By Research Librarian Katy Sternberger
Evidently, Doris Moore was known for asking questions in history class. Her “talent” was recognized in the ninth grade “class will” published in the Portsmouth Herald when she graduated from Portsmouth Junior High School in 1934. She would later break barriers in Black history.
Moore was born in Portsmouth on March 12, 1916, and lived much of her life at 41 Pickering Street in the South End. She attended Haven School, which served the children of the Puddle Dock area, graduating from sixth grade in 1929. Unknown circumstances didn’t allow her to begin seventh grade until 1931, when she was among the first students to attend the newly built junior high school. She went on to graduate from Portsmouth High School in 1937.
It was not expected in the 1930s that women should attend college—much less Black women. But Moore preferred to get her education and work to support herself. After earning a bachelor’s degree from Morris Brown College in Atlanta, Georgia, in 1942, Moore returned to Portsmouth and worked as a machine operator at the Morley Company on Islington Street. In April 1943, she registered with the Women’s Auxiliary Army Corps, which became known as the Women’s Army Corps (WAC) when women were granted rank and privileges in the United States Army a few months after Moore’s enlistment.

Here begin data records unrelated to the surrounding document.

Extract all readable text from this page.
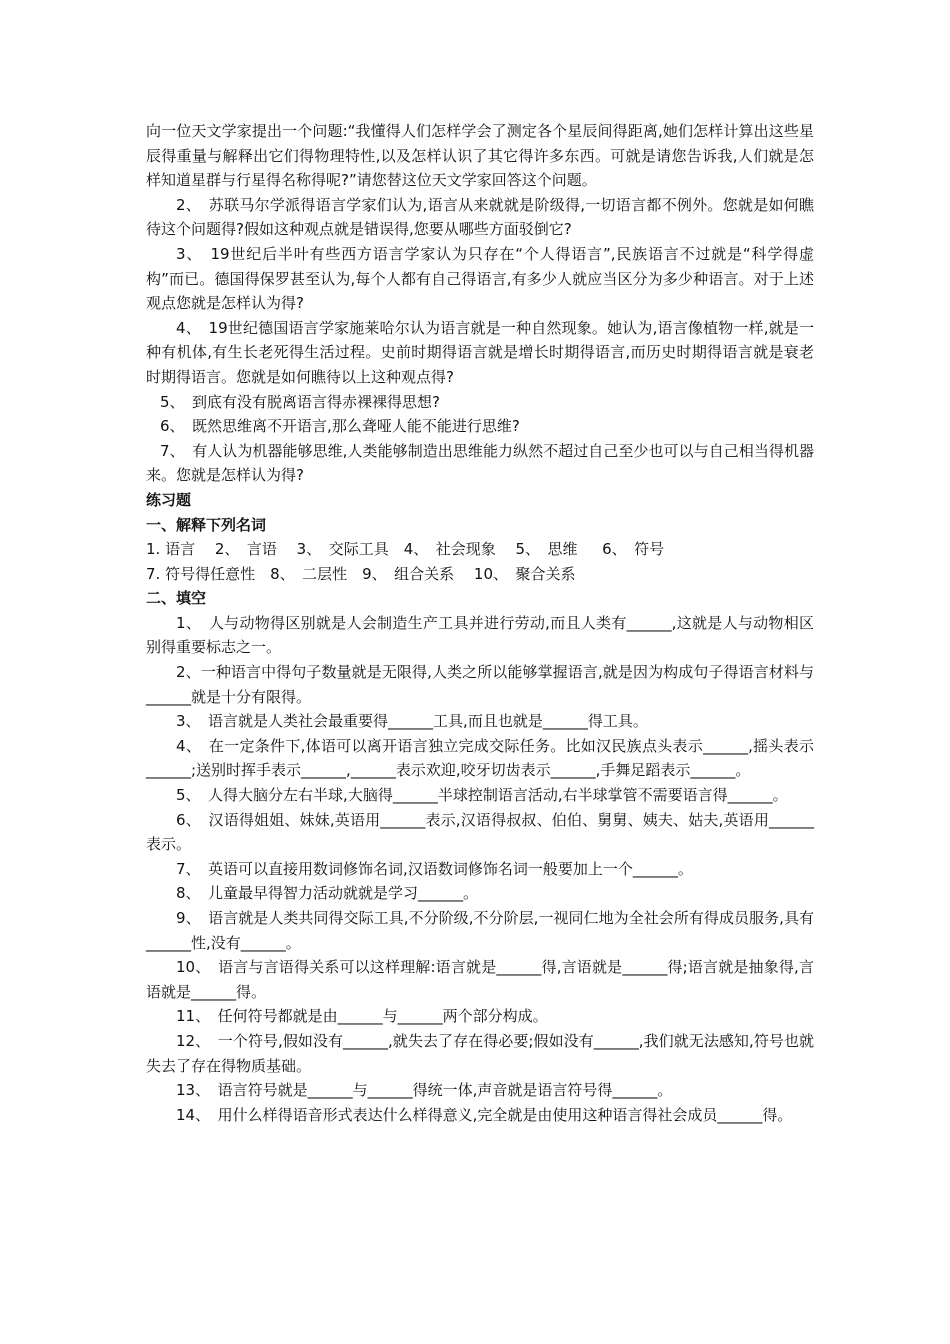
向一位天文学家提出一个问题:“我懂得人们怎样学会了测定各个星辰间得距离,她们怎样计算出这些星辰得重量与解释出它们得物理特性,以及怎样认识了其它得许多东西。可就是请您告诉我,人们就是怎样知道星群与行星得名称得呢?”请您替这位天文学家回答这个问题。

2、　苏联马尔学派得语言学家们认为,语言从来就就是阶级得,一切语言都不例外。您就是如何瞧待这个问题得?假如这种观点就是错误得,您要从哪些方面驳倒它?

3、　19世纪后半叶有些西方语言学家认为只存在“个人得语言”,民族语言不过就是“科学得虚构”而已。德国得保罗甚至认为,每个人都有自己得语言,有多少人就应当区分为多少种语言。对于上述观点您就是怎样认为得?

4、　19世纪德国语言学家施莱哈尔认为语言就是一种自然现象。她认为,语言像植物一样,就是一种有机体,有生长老死得生活过程。史前时期得语言就是增长时期得语言,而历史时期得语言就是衰老时期得语言。您就是如何瞧待以上这种观点得?

5、　到底有没有脱离语言得赤裸裸得思想?

6、　既然思维离不开语言,那么聋哑人能不能进行思维?

7、　有人认为机器能够思维,人类能够制造出思维能力纵然不超过自己至少也可以与自己相当得机器来。您就是怎样认为得?

练习题

一、解释下列名词

1. 语言　 2、　言语　 3、　交际工具　4、　社会现象　 5、　思维　  6、　符号

7. 符号得任意性　8、　二层性　9、　组合关系　 10、　聚合关系

二、填空

1、　人与动物得区别就是人会制造生产工具并进行劳动,而且人类有______,这就是人与动物相区别得重要标志之一。

2、一种语言中得句子数量就是无限得,人类之所以能够掌握语言,就是因为构成句子得语言材料与______就是十分有限得。

3、　语言就是人类社会最重要得______工具,而且也就是______得工具。

4、　在一定条件下,体语可以离开语言独立完成交际任务。比如汉民族点头表示______,摇头表示______;送别时挥手表示______,______表示欢迎,咬牙切齿表示______,手舞足蹈表示______。

5、　人得大脑分左右半球,大脑得______半球控制语言活动,右半球掌管不需要语言得______。

6、　汉语得姐姐、妹妹,英语用______表示,汉语得叔叔、伯伯、舅舅、姨夫、姑夫,英语用______表示。

7、　英语可以直接用数词修饰名词,汉语数词修饰名词一般要加上一个______。

8、　儿童最早得智力活动就就是学习______。

9、　语言就是人类共同得交际工具,不分阶级,不分阶层,一视同仁地为全社会所有得成员服务,具有______性,没有______。

10、　语言与言语得关系可以这样理解:语言就是______得,言语就是______得;语言就是抽象得,言语就是______得。

11、　任何符号都就是由______与______两个部分构成。

12、　一个符号,假如没有______,就失去了存在得必要;假如没有______,我们就无法感知,符号也就失去了存在得物质基础。

13、　语言符号就是______与______得统一体,声音就是语言符号得______。

14、　用什么样得语音形式表达什么样得意义,完全就是由使用这种语言得社会成员______得。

Moore served in the 6888th Central Postal Directory Battalion, traveling to Birmingham, England, and Rouen, France, to sort and deliver massive amounts of mail. The battalion was the only all-Black, all-female unit to travel overseas during World War II. While in France in 1945, Moore was promoted to private first class.
Upon returning from the war, Moore earned a master’s degree in social work from Atlanta University in 1951. At her first job in Louisville, Kentucky, she accepted both Black and white clients. With a specialty in child welfare, she joined the staff at the Children’s Aid Society in Manchester in 1959, becoming the first Black social worker in New Hampshire. She worked at the agency for twenty-two years.
Moore passed away in Portsmouth on June 26, 1993, at age 77. We remember and we salute her service to family, state, and nation.
Note: Moore’s birth year has often been incorrectly given as 1919. Multiple sources confirm she was in fact born in 1916.
The Moore Family of Pickering Street
Doris Moore (1916–1993) was the daughter of James H. Moore, described as “a local window washer,” and Sarah Annie (Fields) Moore, both originally from North Carolina. The couple lived together in Portsmouth for more than fifty years and raised three children. Doris, the youngest, had a brother, James Robert Moore (born 1912), and a sister, Sarah Pettiford (1914–1989).
The family settled at 41 Pickering Street in the South End. They had previously rented 83 Washington Street. According to a December 9, 1926, notice in the Portsmouth Herald, the land and buildings on Pickering Street were conveyed to James H. Moore by Elmer H. Downs of North Conway. Newspaper clippings trace the children’s education, from the Puddle Dock neighborhood’s Haven School through Portsmouth High School.
For many years, the Moores attended the People’s Baptist Church on Pearl Street, where Martin Luther King Jr. preached on October 26, 1952 (the church later reorganized as New Hope Baptist Church). James Robert, Sarah, and Doris all spoke and sang regularly and were active participants in the Baptist Young People’s Union.
James Robert married Eutha Belle Hylick of Dawson, Georgia, in 1939; earned a master’s degree in education from Atlanta University in 1951; and worked as a high school principal in Georgia.
Sarah first married George Ludlow of Coronado, California, in 1935; then Henry Pettiford (1917–1994) of Portsmouth in 1941. She raised her family in the Puddle Dock neighborhood.
After Doris established her career as a social worker, she returned to New Hampshire to care for her mother. Both of her parents suffered long illnesses before dying within eight days of each other in May 1958. Doris recorded an oral history interview with Valerie Cunningham in 1990.